On Fri, 8 May 2026 05:34:11 GMT, David Holmes <[email protected]> wrote:

>> Kevin Walls has updated the pull request incrementally with one additional 
>> commit since the last revision:
>> 
>>   Attach API doc update
>
> src/hotspot/share/runtime/mutex.cpp line 617:
> 
>> 615:   raw_set_owner(nullptr);
>> 616:   _lock.unlock();
>> 617: }
> 
> This seems more of a reset than a revive. And I see from your comments below 
> you refer to it as a "clear" so that would be a better name to use.
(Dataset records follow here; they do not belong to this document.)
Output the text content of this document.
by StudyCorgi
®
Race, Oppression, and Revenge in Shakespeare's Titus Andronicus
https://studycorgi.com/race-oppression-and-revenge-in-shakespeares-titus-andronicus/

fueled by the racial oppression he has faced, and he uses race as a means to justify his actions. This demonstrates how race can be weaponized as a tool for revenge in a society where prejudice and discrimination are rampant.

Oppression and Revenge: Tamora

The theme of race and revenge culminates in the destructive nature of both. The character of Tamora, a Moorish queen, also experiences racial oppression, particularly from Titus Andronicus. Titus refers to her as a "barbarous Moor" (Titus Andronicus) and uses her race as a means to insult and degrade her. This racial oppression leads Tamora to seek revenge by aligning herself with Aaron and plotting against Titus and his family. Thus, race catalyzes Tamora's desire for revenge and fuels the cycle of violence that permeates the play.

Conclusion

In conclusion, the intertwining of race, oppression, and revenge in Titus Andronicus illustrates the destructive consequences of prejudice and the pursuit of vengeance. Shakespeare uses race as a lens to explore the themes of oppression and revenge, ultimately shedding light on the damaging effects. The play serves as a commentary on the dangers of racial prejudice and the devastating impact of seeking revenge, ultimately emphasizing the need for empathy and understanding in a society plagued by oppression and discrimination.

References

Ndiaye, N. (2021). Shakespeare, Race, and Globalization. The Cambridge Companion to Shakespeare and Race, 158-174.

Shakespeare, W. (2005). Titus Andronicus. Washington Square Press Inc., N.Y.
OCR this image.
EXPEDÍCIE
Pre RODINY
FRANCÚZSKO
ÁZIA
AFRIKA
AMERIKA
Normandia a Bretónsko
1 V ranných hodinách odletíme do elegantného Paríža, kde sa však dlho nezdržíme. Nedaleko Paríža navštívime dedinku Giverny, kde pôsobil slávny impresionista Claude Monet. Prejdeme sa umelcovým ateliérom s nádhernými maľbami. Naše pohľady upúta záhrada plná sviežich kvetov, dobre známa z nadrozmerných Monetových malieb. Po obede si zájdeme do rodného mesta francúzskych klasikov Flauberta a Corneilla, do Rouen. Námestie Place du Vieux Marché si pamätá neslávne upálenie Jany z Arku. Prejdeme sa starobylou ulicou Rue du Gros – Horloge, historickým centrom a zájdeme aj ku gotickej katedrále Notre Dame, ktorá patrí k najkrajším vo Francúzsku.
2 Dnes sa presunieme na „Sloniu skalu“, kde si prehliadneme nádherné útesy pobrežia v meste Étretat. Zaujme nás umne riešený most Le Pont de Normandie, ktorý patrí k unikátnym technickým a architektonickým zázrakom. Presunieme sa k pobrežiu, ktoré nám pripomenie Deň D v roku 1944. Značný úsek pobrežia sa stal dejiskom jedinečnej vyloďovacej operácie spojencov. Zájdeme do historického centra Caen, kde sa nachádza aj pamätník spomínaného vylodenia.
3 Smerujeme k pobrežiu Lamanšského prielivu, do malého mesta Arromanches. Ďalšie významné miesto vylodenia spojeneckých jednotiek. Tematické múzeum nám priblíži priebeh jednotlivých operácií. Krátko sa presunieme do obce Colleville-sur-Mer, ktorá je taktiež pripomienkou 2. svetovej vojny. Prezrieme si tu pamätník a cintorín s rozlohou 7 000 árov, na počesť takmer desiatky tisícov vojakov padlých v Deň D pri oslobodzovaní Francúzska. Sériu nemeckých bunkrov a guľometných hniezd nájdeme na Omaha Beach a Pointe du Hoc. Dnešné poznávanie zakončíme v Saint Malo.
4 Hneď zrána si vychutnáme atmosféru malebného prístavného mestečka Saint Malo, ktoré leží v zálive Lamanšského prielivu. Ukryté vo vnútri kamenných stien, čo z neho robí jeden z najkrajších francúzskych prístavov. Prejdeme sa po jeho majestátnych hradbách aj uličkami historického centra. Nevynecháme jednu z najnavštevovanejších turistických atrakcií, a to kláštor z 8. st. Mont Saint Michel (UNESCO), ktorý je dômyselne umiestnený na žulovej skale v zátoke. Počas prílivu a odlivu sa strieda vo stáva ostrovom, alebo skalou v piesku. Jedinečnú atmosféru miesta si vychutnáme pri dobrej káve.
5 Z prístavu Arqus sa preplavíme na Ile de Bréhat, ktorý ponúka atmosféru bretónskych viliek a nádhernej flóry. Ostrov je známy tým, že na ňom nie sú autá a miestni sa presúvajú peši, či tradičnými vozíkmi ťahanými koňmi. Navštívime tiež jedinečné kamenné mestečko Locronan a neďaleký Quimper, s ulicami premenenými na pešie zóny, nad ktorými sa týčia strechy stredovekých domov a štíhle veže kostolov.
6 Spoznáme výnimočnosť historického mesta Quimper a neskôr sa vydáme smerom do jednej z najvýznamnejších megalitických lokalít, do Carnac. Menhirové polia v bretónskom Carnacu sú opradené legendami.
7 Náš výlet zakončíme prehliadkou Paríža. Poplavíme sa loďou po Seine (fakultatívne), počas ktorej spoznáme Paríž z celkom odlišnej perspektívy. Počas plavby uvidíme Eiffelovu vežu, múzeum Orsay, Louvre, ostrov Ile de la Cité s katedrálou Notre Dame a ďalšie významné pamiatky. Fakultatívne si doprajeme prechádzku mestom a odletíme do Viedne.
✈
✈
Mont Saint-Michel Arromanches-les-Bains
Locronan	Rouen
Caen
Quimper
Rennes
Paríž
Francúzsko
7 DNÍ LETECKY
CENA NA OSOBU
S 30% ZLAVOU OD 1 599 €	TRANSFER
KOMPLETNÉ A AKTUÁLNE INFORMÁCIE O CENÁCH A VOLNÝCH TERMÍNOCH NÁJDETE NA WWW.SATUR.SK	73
If you 
> want to be explicit that this API is only related to the "revive" process 
> then maybe `clear_for_revive`?
> 
> And if a mutex was locked at the time of the crash how can you just call 
> unlock from the current thread when it was not the owner?

Yes, this is clearing locks specifically for a revived process, I can rename.  
Will make the assert a guarantee as well.

> And if a mutex was locked at the time of the crash how can you just call 
> unlock from the current thread when it was not the owner?

Yes, that is a problem, can't unlock a mutex you don't hold, hence this new 
method to unconditionally raw_set_owner(nullptr).

The revival of memory has already revived Mutex states, and that can 
occasionally be a problem, e.g. crashing with heap lock held, and reviving that 
state.  If we crash with the heap lock held, it's more useful to try and 
inspect the heap, than to refuse to try. 8-)

But this is core file analysis after all, so we do understand that a crash 
happened at some random time and there is a chance things are in an 
inconsistent state.  (If things are so inconsistent that the jcmd operation 
fails, it is likely that a native debugger is the tool to be using, not jcmd.)